Nieuws, Politiek, België -

De G1000: een boeiende oefening in democratische dialoog

De G1000 is vooral een hoopgevend signaal van bezorgde burgers, vindt Dirk Holemans. Op vraag van DeWereldMorgen.be - we herinneren ons zijn pleidooi voor een dialogische democratie uit 1999 - levert hij graag zijn bijdrage aan het debat.

maandag 7 november 2011 13:05
Spread the love

De Belgische democratie zit in het slop. Terwijl een waaier aan fundamentele problemen een structurele aanpak vereisen, slagen de verkozenen er niet in om een regering te vormen. Deze situatie voedt zonder twijfel antipolitieke sentimenten.

In deze situatie is het verfrissend dat burgers uit de culturele en academische wereld een initiatief nemen om uit de politieke impasse te geraken. De G1000 is dan ook in de eerste plaats een hoopgevend signaal van burgers die zich willen engageren voor hun samenleving, die bezorgd zijn over de kwaliteit van de democratie waarin ze leven. Enkel daarom al verdienen ze onze steun. Ze stimuleren het debat over de kwaliteit van onze democratie. En aan dit debat lever ik met deze tekst graag een bijdrage. Een aantal van de punten die ik kort aanhaal vindt de lezer beter uitgewerkt terug in mijn essay ‘Ecologie en Burgerschap. Pleidooi voor een dialogische democratie’ (Holemans, 1999).

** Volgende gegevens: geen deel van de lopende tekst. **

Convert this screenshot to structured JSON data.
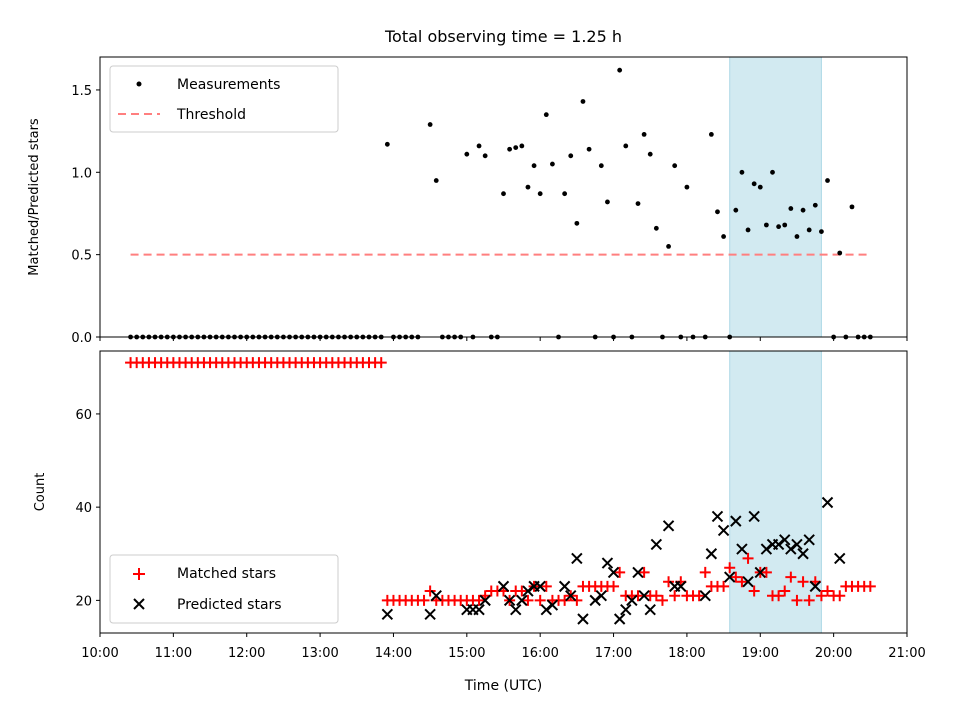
{
  "title": "Total observing time = 1.25 h",
  "chart_data": [
    {
      "type": "scatter",
      "ylabel": "Matched/Predicted stars",
      "ylim": [
        0,
        1.7
      ],
      "yticks": [
        0.0,
        0.5,
        1.0,
        1.5
      ],
      "ytick_labels": [
        "0.0",
        "0.5",
        "1.0",
        "1.5"
      ],
      "xlim": [
        "10:00",
        "21:00"
      ],
      "legend": {
        "placement": "upper-left",
        "measurements_label": "Measurements",
        "threshold_label": "Threshold"
      },
      "highlight_span": [
        "18:35",
        "19:50"
      ],
      "threshold": {
        "value": 0.5,
        "from": "10:25",
        "to": "20:30",
        "color": "#ff7f7f"
      },
      "measurement_color": "#000000",
      "measurements": [
        [
          "10:25",
          0
        ],
        [
          "10:30",
          0
        ],
        [
          "10:35",
          0
        ],
        [
          "10:40",
          0
        ],
        [
          "10:45",
          0
        ],
        [
          "10:50",
          0
        ],
        [
          "10:55",
          0
        ],
        [
          "11:00",
          0
        ],
        [
          "11:05",
          0
        ],
        [
          "11:10",
          0
        ],
        [
          "11:15",
          0
        ],
        [
          "11:20",
          0
        ],
        [
          "11:25",
          0
        ],
        [
          "11:30",
          0
        ],
        [
          "11:35",
          0
        ],
        [
          "11:40",
          0
        ],
        [
          "11:45",
          0
        ],
        [
          "11:50",
          0
        ],
        [
          "11:55",
          0
        ],
        [
          "12:00",
          0
        ],
        [
          "12:05",
          0
        ],
        [
          "12:10",
          0
        ],
        [
          "12:15",
          0
        ],
        [
          "12:20",
          0
        ],
        [
          "12:25",
          0
        ],
        [
          "12:30",
          0
        ],
        [
          "12:35",
          0
        ],
        [
          "12:40",
          0
        ],
        [
          "12:45",
          0
        ],
        [
          "12:50",
          0
        ],
        [
          "12:55",
          0
        ],
        [
          "13:00",
          0
        ],
        [
          "13:05",
          0
        ],
        [
          "13:10",
          0
        ],
        [
          "13:15",
          0
        ],
        [
          "13:20",
          0
        ],
        [
          "13:25",
          0
        ],
        [
          "13:30",
          0
        ],
        [
          "13:35",
          0
        ],
        [
          "13:40",
          0
        ],
        [
          "13:45",
          0
        ],
        [
          "13:50",
          0
        ],
        [
          "13:55",
          1.17
        ],
        [
          "14:00",
          0
        ],
        [
          "14:05",
          0
        ],
        [
          "14:10",
          0
        ],
        [
          "14:15",
          0
        ],
        [
          "14:20",
          0
        ],
        [
          "14:30",
          1.29
        ],
        [
          "14:35",
          0.95
        ],
        [
          "14:40",
          0
        ],
        [
          "14:45",
          0
        ],
        [
          "14:50",
          0
        ],
        [
          "14:55",
          0
        ],
        [
          "15:00",
          1.11
        ],
        [
          "15:05",
          0
        ],
        [
          "15:10",
          1.16
        ],
        [
          "15:15",
          1.1
        ],
        [
          "15:20",
          0
        ],
        [
          "15:25",
          0
        ],
        [
          "15:30",
          0.87
        ],
        [
          "15:35",
          1.14
        ],
        [
          "15:40",
          1.15
        ],
        [
          "15:45",
          1.16
        ],
        [
          "15:50",
          0.91
        ],
        [
          "15:55",
          1.04
        ],
        [
          "16:00",
          0.87
        ],
        [
          "16:05",
          1.35
        ],
        [
          "16:10",
          1.05
        ],
        [
          "16:15",
          0
        ],
        [
          "16:20",
          0.87
        ],
        [
          "16:25",
          1.1
        ],
        [
          "16:30",
          0.69
        ],
        [
          "16:35",
          1.43
        ],
        [
          "16:40",
          1.14
        ],
        [
          "16:45",
          0
        ],
        [
          "16:50",
          1.04
        ],
        [
          "16:55",
          0.82
        ],
        [
          "17:00",
          0
        ],
        [
          "17:05",
          1.62
        ],
        [
          "17:10",
          1.16
        ],
        [
          "17:15",
          0
        ],
        [
          "17:20",
          0.81
        ],
        [
          "17:25",
          1.23
        ],
        [
          "17:30",
          1.11
        ],
        [
          "17:35",
          0.66
        ],
        [
          "17:40",
          0
        ],
        [
          "17:45",
          0.55
        ],
        [
          "17:50",
          1.04
        ],
        [
          "17:55",
          0
        ],
        [
          "18:00",
          0.91
        ],
        [
          "18:05",
          0
        ],
        [
          "18:15",
          0
        ],
        [
          "18:20",
          1.23
        ],
        [
          "18:25",
          0.76
        ],
        [
          "18:30",
          0.61
        ],
        [
          "18:35",
          0
        ],
        [
          "18:40",
          0.77
        ],
        [
          "18:45",
          1.0
        ],
        [
          "18:50",
          0.65
        ],
        [
          "18:55",
          0.93
        ],
        [
          "19:00",
          0.91
        ],
        [
          "19:05",
          0.68
        ],
        [
          "19:10",
          1.0
        ],
        [
          "19:15",
          0.67
        ],
        [
          "19:20",
          0.68
        ],
        [
          "19:25",
          0.78
        ],
        [
          "19:30",
          0.61
        ],
        [
          "19:35",
          0.77
        ],
        [
          "19:40",
          0.65
        ],
        [
          "19:45",
          0.8
        ],
        [
          "19:50",
          0.64
        ],
        [
          "19:55",
          0.95
        ],
        [
          "20:00",
          0
        ],
        [
          "20:05",
          0.51
        ],
        [
          "20:10",
          0
        ],
        [
          "20:15",
          0.79
        ],
        [
          "20:20",
          0
        ],
        [
          "20:25",
          0
        ],
        [
          "20:30",
          0
        ]
      ]
    },
    {
      "type": "scatter",
      "xlabel": "Time (UTC)",
      "ylabel": "Count",
      "ylim": [
        13,
        73.5
      ],
      "yticks": [
        20,
        40,
        60
      ],
      "ytick_labels": [
        "20",
        "40",
        "60"
      ],
      "xlim": [
        "10:00",
        "21:00"
      ],
      "xticks": [
        "10:00",
        "11:00",
        "12:00",
        "13:00",
        "14:00",
        "15:00",
        "16:00",
        "17:00",
        "18:00",
        "19:00",
        "20:00",
        "21:00"
      ],
      "legend": {
        "placement": "lower-left",
        "matched_label": "Matched stars",
        "predicted_label": "Predicted stars"
      },
      "highlight_span": [
        "18:35",
        "19:50"
      ],
      "series_colors": {
        "matched": "#ff0000",
        "predicted": "#000000"
      },
      "matched": [
        [
          "10:25",
          71
        ],
        [
          "10:30",
          71
        ],
        [
          "10:35",
          71
        ],
        [
          "10:40",
          71
        ],
        [
          "10:45",
          71
        ],
        [
          "10:50",
          71
        ],
        [
          "10:55",
          71
        ],
        [
          "11:00",
          71
        ],
        [
          "11:05",
          71
        ],
        [
          "11:10",
          71
        ],
        [
          "11:15",
          71
        ],
        [
          "11:20",
          71
        ],
        [
          "11:25",
          71
        ],
        [
          "11:30",
          71
        ],
        [
          "11:35",
          71
        ],
        [
          "11:40",
          71
        ],
        [
          "11:45",
          71
        ],
        [
          "11:50",
          71
        ],
        [
          "11:55",
          71
        ],
        [
          "12:00",
          71
        ],
        [
          "12:05",
          71
        ],
        [
          "12:10",
          71
        ],
        [
          "12:15",
          71
        ],
        [
          "12:20",
          71
        ],
        [
          "12:25",
          71
        ],
        [
          "12:30",
          71
        ],
        [
          "12:35",
          71
        ],
        [
          "12:40",
          71
        ],
        [
          "12:45",
          71
        ],
        [
          "12:50",
          71
        ],
        [
          "12:55",
          71
        ],
        [
          "13:00",
          71
        ],
        [
          "13:05",
          71
        ],
        [
          "13:10",
          71
        ],
        [
          "13:15",
          71
        ],
        [
          "13:20",
          71
        ],
        [
          "13:25",
          71
        ],
        [
          "13:30",
          71
        ],
        [
          "13:35",
          71
        ],
        [
          "13:40",
          71
        ],
        [
          "13:45",
          71
        ],
        [
          "13:50",
          71
        ],
        [
          "13:55",
          20
        ],
        [
          "14:00",
          20
        ],
        [
          "14:05",
          20
        ],
        [
          "14:10",
          20
        ],
        [
          "14:15",
          20
        ],
        [
          "14:20",
          20
        ],
        [
          "14:25",
          20
        ],
        [
          "14:30",
          22
        ],
        [
          "14:35",
          20
        ],
        [
          "14:40",
          20
        ],
        [
          "14:45",
          20
        ],
        [
          "14:50",
          20
        ],
        [
          "14:55",
          20
        ],
        [
          "15:00",
          20
        ],
        [
          "15:05",
          20
        ],
        [
          "15:10",
          20
        ],
        [
          "15:15",
          21
        ],
        [
          "15:20",
          22
        ],
        [
          "15:25",
          22
        ],
        [
          "15:30",
          22
        ],
        [
          "15:35",
          20
        ],
        [
          "15:40",
          22
        ],
        [
          "15:45",
          22
        ],
        [
          "15:50",
          20
        ],
        [
          "15:55",
          23
        ],
        [
          "16:00",
          20
        ],
        [
          "16:05",
          23
        ],
        [
          "16:10",
          20
        ],
        [
          "16:15",
          20
        ],
        [
          "16:20",
          20
        ],
        [
          "16:25",
          21
        ],
        [
          "16:30",
          20
        ],
        [
          "16:35",
          23
        ],
        [
          "16:40",
          23
        ],
        [
          "16:45",
          23
        ],
        [
          "16:50",
          23
        ],
        [
          "16:55",
          23
        ],
        [
          "17:00",
          23
        ],
        [
          "17:05",
          26
        ],
        [
          "17:10",
          21
        ],
        [
          "17:15",
          21
        ],
        [
          "17:20",
          21
        ],
        [
          "17:25",
          26
        ],
        [
          "17:30",
          21
        ],
        [
          "17:35",
          21
        ],
        [
          "17:40",
          20
        ],
        [
          "17:45",
          24
        ],
        [
          "17:50",
          21
        ],
        [
          "17:55",
          24
        ],
        [
          "18:00",
          21
        ],
        [
          "18:05",
          21
        ],
        [
          "18:10",
          21
        ],
        [
          "18:15",
          26
        ],
        [
          "18:20",
          23
        ],
        [
          "18:25",
          23
        ],
        [
          "18:30",
          23
        ],
        [
          "18:35",
          27
        ],
        [
          "18:40",
          25
        ],
        [
          "18:45",
          24
        ],
        [
          "18:50",
          29
        ],
        [
          "18:55",
          22
        ],
        [
          "19:00",
          26
        ],
        [
          "19:05",
          26
        ],
        [
          "19:10",
          21
        ],
        [
          "19:15",
          21
        ],
        [
          "19:20",
          22
        ],
        [
          "19:25",
          25
        ],
        [
          "19:30",
          20
        ],
        [
          "19:35",
          24
        ],
        [
          "19:40",
          20
        ],
        [
          "19:45",
          24
        ],
        [
          "19:50",
          21
        ],
        [
          "19:55",
          22
        ],
        [
          "20:00",
          21
        ],
        [
          "20:05",
          21
        ],
        [
          "20:10",
          23
        ],
        [
          "20:15",
          23
        ],
        [
          "20:20",
          23
        ],
        [
          "20:25",
          23
        ],
        [
          "20:30",
          23
        ]
      ],
      "predicted": [
        [
          "13:55",
          17
        ],
        [
          "14:30",
          17
        ],
        [
          "14:35",
          21
        ],
        [
          "15:00",
          18
        ],
        [
          "15:05",
          18
        ],
        [
          "15:10",
          18
        ],
        [
          "15:15",
          20
        ],
        [
          "15:30",
          23
        ],
        [
          "15:35",
          20
        ],
        [
          "15:40",
          18
        ],
        [
          "15:45",
          20
        ],
        [
          "15:50",
          22
        ],
        [
          "15:55",
          23
        ],
        [
          "16:00",
          23
        ],
        [
          "16:05",
          18
        ],
        [
          "16:10",
          19
        ],
        [
          "16:20",
          23
        ],
        [
          "16:25",
          21
        ],
        [
          "16:30",
          29
        ],
        [
          "16:35",
          16
        ],
        [
          "16:45",
          20
        ],
        [
          "16:50",
          21
        ],
        [
          "16:55",
          28
        ],
        [
          "17:00",
          26
        ],
        [
          "17:05",
          16
        ],
        [
          "17:10",
          18
        ],
        [
          "17:15",
          20
        ],
        [
          "17:20",
          26
        ],
        [
          "17:25",
          21
        ],
        [
          "17:30",
          18
        ],
        [
          "17:35",
          32
        ],
        [
          "17:45",
          36
        ],
        [
          "17:50",
          23
        ],
        [
          "17:55",
          23
        ],
        [
          "18:15",
          21
        ],
        [
          "18:20",
          30
        ],
        [
          "18:25",
          38
        ],
        [
          "18:30",
          35
        ],
        [
          "18:35",
          25
        ],
        [
          "18:40",
          37
        ],
        [
          "18:45",
          31
        ],
        [
          "18:50",
          24
        ],
        [
          "18:55",
          38
        ],
        [
          "19:00",
          26
        ],
        [
          "19:05",
          31
        ],
        [
          "19:10",
          32
        ],
        [
          "19:15",
          32
        ],
        [
          "19:20",
          33
        ],
        [
          "19:25",
          31
        ],
        [
          "19:30",
          32
        ],
        [
          "19:35",
          30
        ],
        [
          "19:40",
          33
        ],
        [
          "19:45",
          23
        ],
        [
          "19:55",
          41
        ],
        [
          "20:05",
          29
        ]
      ]
    }
  ]
}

Een relevante want structurele analyse

De kracht van het ‘Manifest van de G1000’ ligt in haar structurele analyse. Deze argumenteert dat het model van de vertegenwoordigende democratie zoals die in de 19de eeuw vorm kreeg, niet meer aangepast is aan de uitdagingen van de 21ste eeuw. Ze wordt dan ook beter vervangen door een nieuw model van deliberative democracy (in het manifest vertaald als ‘overlegdemocratie’, zelf verkies ik de term dialogische democratie). Hierbij worden burgers uitgenodigd om actief mee te beraadslagen over de toekomst van hun samenleving.

De dialogische democratie schaft de representatieve democratie niet af, maar hervormt ze op allerlei vlakken en laat zo toe haar beperkingen te overstijgen. Ze mobiliseert de kennis en ideeën van burgers en vergroot zo het draagvlak voor belangrijke maatregelen. Ze doet in feite wat justitie als sinds lang doet voor heel belangrijke beslissingen: een oordeel over de zwaarste misdrijven gebeurt in onze rechtstraat niet door een gemandateerde (in dit geval een rechter) maar kan enkel door een volksjury na beraadslaging.

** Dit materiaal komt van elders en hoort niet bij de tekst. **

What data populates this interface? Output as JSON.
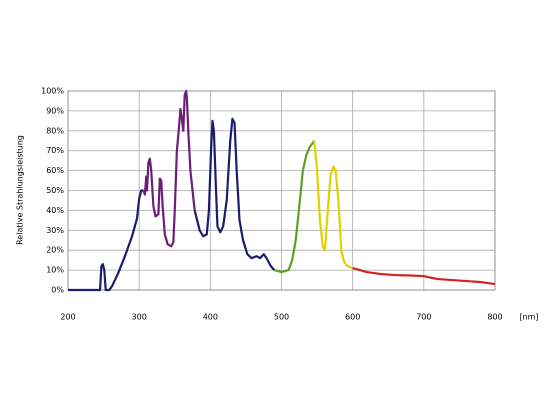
{
  "chart_data": {
    "type": "line",
    "y_label": "Relative Strahlungsleistung",
    "x_unit": "[nm]",
    "xlim": [
      200,
      800
    ],
    "xticks": [
      200,
      300,
      400,
      500,
      600,
      700,
      800
    ],
    "ylim": [
      0,
      100
    ],
    "yticks": [
      {
        "value": 0,
        "label": "0%"
      },
      {
        "value": 10,
        "label": "10%"
      },
      {
        "value": 20,
        "label": "20%"
      },
      {
        "value": 30,
        "label": "30%"
      },
      {
        "value": 40,
        "label": "40%"
      },
      {
        "value": 50,
        "label": "50%"
      },
      {
        "value": 60,
        "label": "60%"
      },
      {
        "value": 70,
        "label": "70%"
      },
      {
        "value": 80,
        "label": "80%"
      },
      {
        "value": 90,
        "label": "90%"
      },
      {
        "value": 100,
        "label": "100%"
      }
    ],
    "grid": true,
    "series": [
      {
        "color": "#1c1c6e",
        "x": [
          200,
          245,
          247,
          249,
          251,
          253,
          258,
          262,
          270,
          280,
          290,
          297,
          300,
          303,
          306
        ],
        "values": [
          0,
          0,
          12,
          13,
          10,
          0,
          0,
          2,
          8,
          17,
          27,
          36,
          46,
          50,
          50
        ]
      },
      {
        "color": "#6b1f78",
        "x": [
          306,
          308,
          310,
          311,
          313,
          315,
          317,
          320,
          323,
          327,
          329,
          331,
          333,
          336,
          340,
          345,
          348,
          350,
          353,
          356,
          358,
          360,
          362,
          364,
          366,
          367,
          369,
          372,
          378
        ],
        "values": [
          50,
          48,
          57,
          50,
          64,
          66,
          60,
          42,
          37,
          38,
          56,
          55,
          42,
          28,
          23,
          22,
          24,
          40,
          70,
          82,
          91,
          86,
          80,
          98,
          100,
          97,
          80,
          60,
          40
        ]
      },
      {
        "color": "#1c1c6e",
        "x": [
          378,
          385,
          390,
          395,
          398,
          401,
          403,
          405,
          408,
          410,
          414,
          418,
          423,
          428,
          431,
          434,
          437,
          441,
          446,
          452,
          458,
          465,
          470,
          475,
          479,
          485,
          490
        ],
        "values": [
          40,
          30,
          27,
          28,
          40,
          70,
          85,
          80,
          50,
          32,
          29,
          32,
          45,
          75,
          86,
          84,
          60,
          35,
          25,
          18,
          16,
          17,
          16,
          18,
          16,
          12,
          10
        ]
      },
      {
        "color": "#5aa02a",
        "x": [
          490,
          500,
          510,
          515,
          520,
          525,
          530,
          535,
          540,
          546
        ],
        "values": [
          10,
          9,
          10,
          15,
          25,
          42,
          60,
          68,
          72,
          75
        ]
      },
      {
        "color": "#e3d000",
        "x": [
          546,
          550,
          554,
          558,
          561,
          565,
          569,
          573,
          576,
          580,
          584,
          588,
          593,
          600
        ],
        "values": [
          75,
          60,
          35,
          22,
          20,
          40,
          58,
          62,
          60,
          45,
          20,
          14,
          12,
          11
        ]
      },
      {
        "color": "#d42020",
        "x": [
          600,
          610,
          620,
          640,
          660,
          680,
          700,
          705,
          720,
          740,
          760,
          780,
          800
        ],
        "values": [
          11,
          10,
          9,
          8,
          7.5,
          7.3,
          7,
          6.5,
          5.5,
          5,
          4.5,
          4,
          3
        ]
      }
    ]
  }
}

De analyse blijft sterk verbonden met de aanleiding

Ik ben het eens met de initiatiefnemers als ze in hun manifest schrijven dat de representatieve democratie op haar grenzen is gestoten. Alleen blijven ze in hun analyse te veel hangen bij de concrete aanleiding: nationale politici die na verkiezingen in een land er niet in slagen om een regering te vormen.

De blik is dan ook te veel gefocust op de Wetstraat. De internationale context ontbreekt alsook de teloorgang door de globalisering van de macht van de nationale politiek (of deze nu uitgeoefend wordt door parlementsleden in een representatieve democratie of door parlementsleden én geëngageerde burgers in een dialogische democratie die louter vormt krijgt binnen een natiestaat).

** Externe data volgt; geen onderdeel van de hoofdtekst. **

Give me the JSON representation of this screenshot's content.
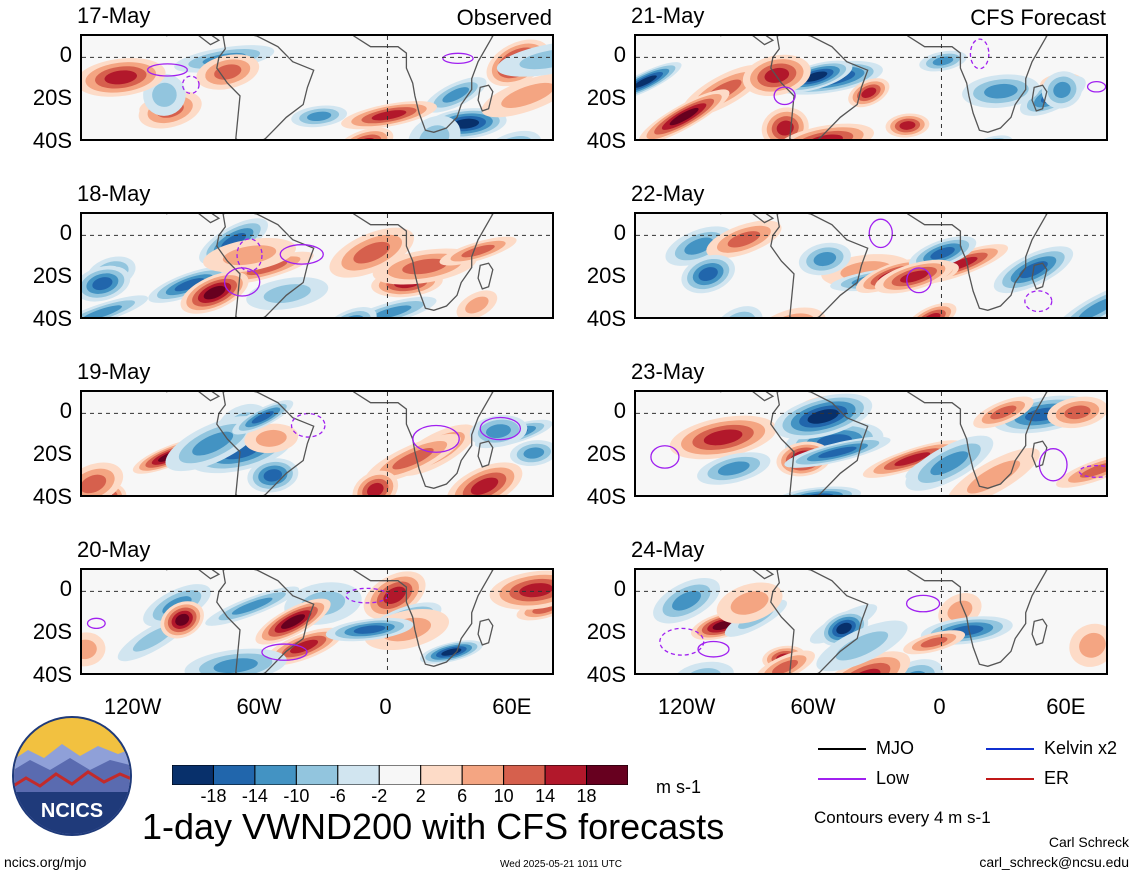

Concreet worden in het manifest vijf oorzaken aangeduid voor de teloorgang van de representatieve democratie. Ten eerste is er de dominantie van de media, die de politici geen seconde meer rust gunt. Tevens zit elke politicus gevangen in het cocon van de particratie die hem of haar alle vrijheid ontneemt. Daarnaast heeft het wegvallen van het traditionele middenveld er toe geleid dat de verzuchtingen van de mensen aan de basis niet langer op gestructureerde wijze worden doorgegeven aan de politiek. Ten vierde zijn er de nieuwe technologische mogelijkheden zoals web 2.0. die zorgen voor totaal nieuwe vormen van communicatie. Hierbij hoort de mondige burger die het niet meer pikt om slechts om de vier jaar zijn stem te mogen laten horen. Samengevat: in een opgefokte mediamaatschappij vol perslekken en getwitter  is er geen ruimte meer voor politici om in alle rust degelijke akkoorden voor de toekomst uit te werken.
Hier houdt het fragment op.